Podemos repasar cualesquiera historias de degradación de las muchas que han
alcanzado la fama, pero difícilmente ninguna tenga imágenes tan duras y al
mismo tiempo tan líricas como las de este documental sobre la vida de Richard
Hambleton. El documental no pretende ser en modo alguno efectista, ni se recrea
en la degradación del personaje, sino que se limita a recontar una existencia
que opto por los márgenes, por la sordidez y por el arte, desde una suerte de
ingenuidad esencial que emparenta a Hambleton con los locos y los niños: seres
libres, aunque limitados. Vivió donde quiso vivir. Pintó lo que quiso pinar. Se
drogó lo que se quiso drogar, al dictamen de lo que era el mundo en la década
de los 80 del pasado siglo.
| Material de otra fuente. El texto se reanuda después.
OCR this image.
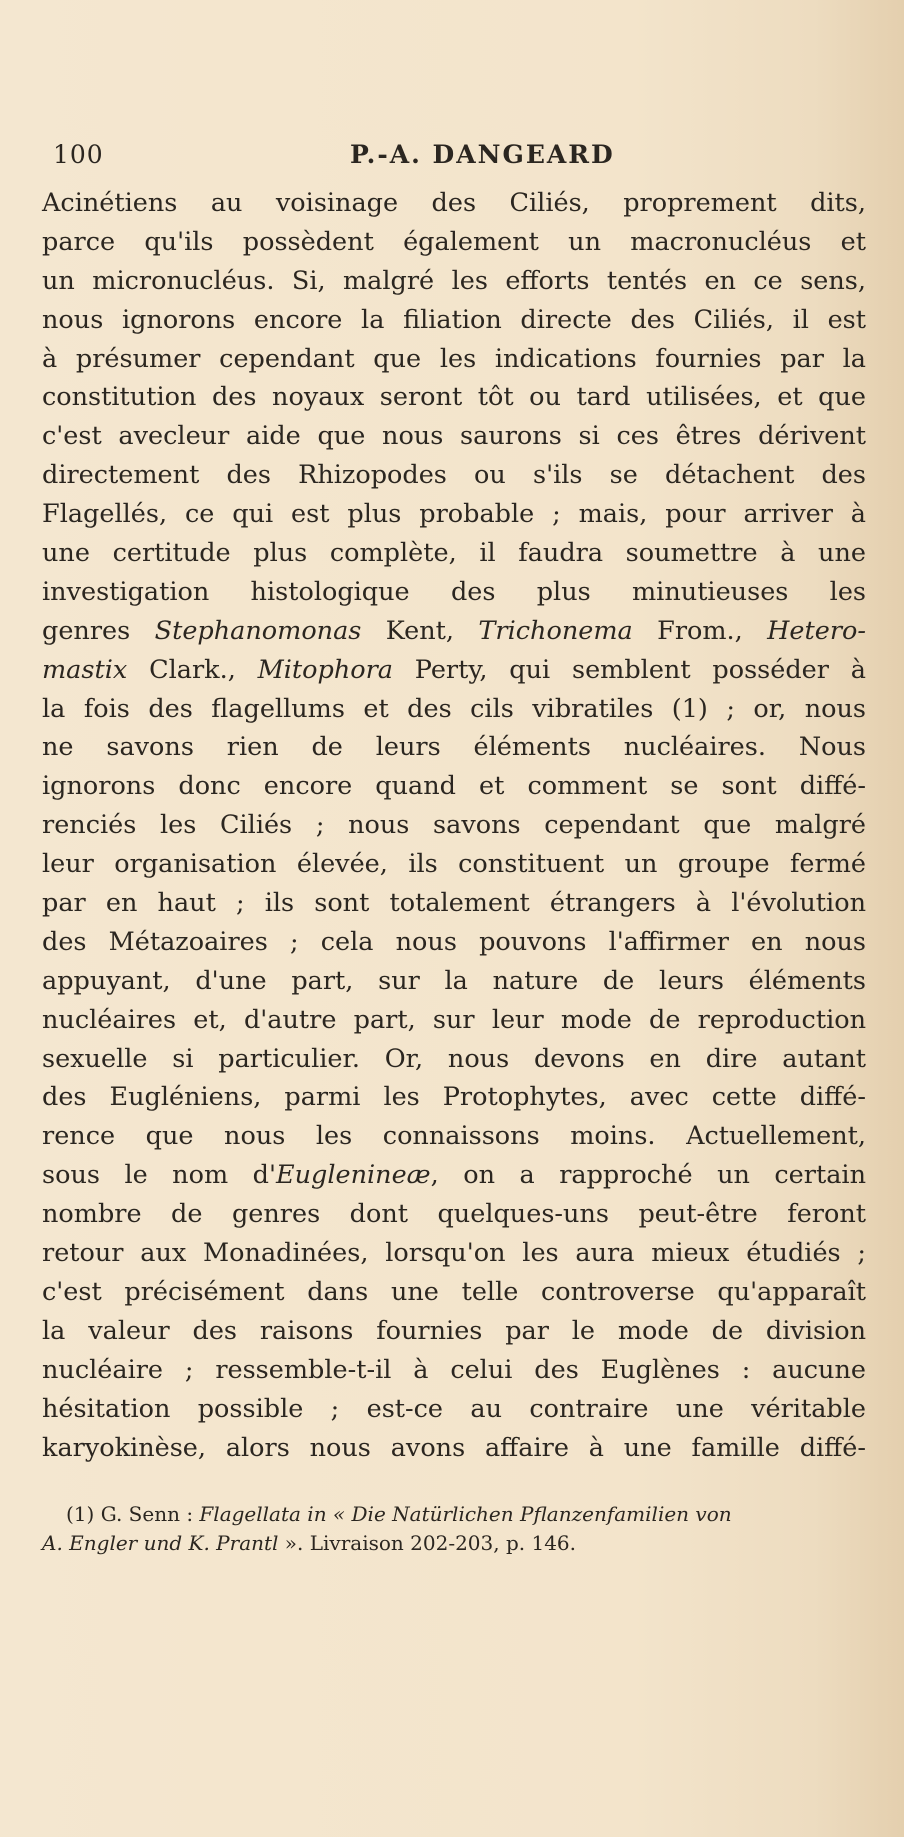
100	P.-A. DANGEARD
Acinétiens au voisinage des Ciliés, proprement dits,
parce qu'ils possèdent également un macronucléus et
un micronucléus. Si, malgré les efforts tentés en ce sens,
nous ignorons encore la filiation directe des Ciliés, il est
à présumer cependant que les indications fournies par la
constitution des noyaux seront tôt ou tard utilisées, et que
c'est avecleur aide que nous saurons si ces êtres dérivent
directement des Rhizopodes ou s'ils se détachent des
Flagellés, ce qui est plus probable ; mais, pour arriver à
une certitude plus complète, il faudra soumettre à une
investigation histologique des plus minutieuses les
genres Stephanomonas Kent, Trichonema From., Hetero-
mastix Clark., Mitophora Perty, qui semblent posséder à
la fois des flagellums et des cils vibratiles (1) ; or, nous
ne savons rien de leurs éléments nucléaires. Nous
ignorons donc encore quand et comment se sont diffé-
renciés les Ciliés ; nous savons cependant que malgré
leur organisation élevée, ils constituent un groupe fermé
par en haut ; ils sont totalement étrangers à l'évolution
des Métazoaires ; cela nous pouvons l'affirmer en nous
appuyant, d'une part, sur la nature de leurs éléments
nucléaires et, d'autre part, sur leur mode de reproduction
sexuelle si particulier. Or, nous devons en dire autant
des Eugléniens, parmi les Protophytes, avec cette diffé-
rence que nous les connaissons moins. Actuellement,
sous le nom d'Euglenineæ, on a rapproché un certain
nombre de genres dont quelques-uns peut-être feront
retour aux Monadinées, lorsqu'on les aura mieux étudiés ;
c'est précisément dans une telle controverse qu'apparaît
la valeur des raisons fournies par le mode de division
nucléaire ; ressemble-t-il à celui des Euglènes : aucune
hésitation possible ; est-ce au contraire une véritable
karyokinèse, alors nous avons affaire à une famille diffé-
(1) G. Senn : Flagellata in « Die Natürlichen Pflanzenfamilien von
A. Engler und K. Prantl ». Livraison 202-203, p. 146.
Amó a quien quiso amar. Y fue siempre fiel al
estoicismo que gobernaba sus días. Con lo que su vida fue, no hay ni un momento
en el documental que la recoge en el que él exprese ni remordimiento ni se
lamente por el camino tomado, antes al contrario, hay siempre en él, incluso
con sus deformaciones, un punto de orgullo legítimo, el de quien sabe que su
obra pertenece a la Historia del Arte con mayúsculas. De hecho, su nombre
completo es Richard Art Hambleton…
P.S. Aunque a un nivel
muy distinto, este documental me ha traído a la memoria la figura de Francisco
de Pájaro, un artista urbano de origen extremeño que vivió mucho tiempo en
Barcelona y que bajo el lema “El arte es basura” ha compuesto sus obras con las
basuras que genera la vida urbana. Ahora está en Londres, pero hubo un tiempo,
y Gregorio Luri fue el primero en percatarse de ello, en que “colgaba” sus intrépidas
creaciones en las calles de mi barrio el de San Antonio, en BCN. Huyendo, como Hambleton,
de las exigencias y vacuidades de los circuitos de galerías, Pájaro halló una
fuente de inspiración asombrosa para un arte a medio camino entre Goya y el
expresionismo, tan personal como efímero, aunque en su página de Facebook él
deje memoria fotográfica de ello. Lo que sí recuerdo es ver cómo algunas
personas se llevaban cuidadosamente alguna de sus obras, las más sencillas, de
los contenedores a sus casas… ¡Eso sí que es ojo comercial!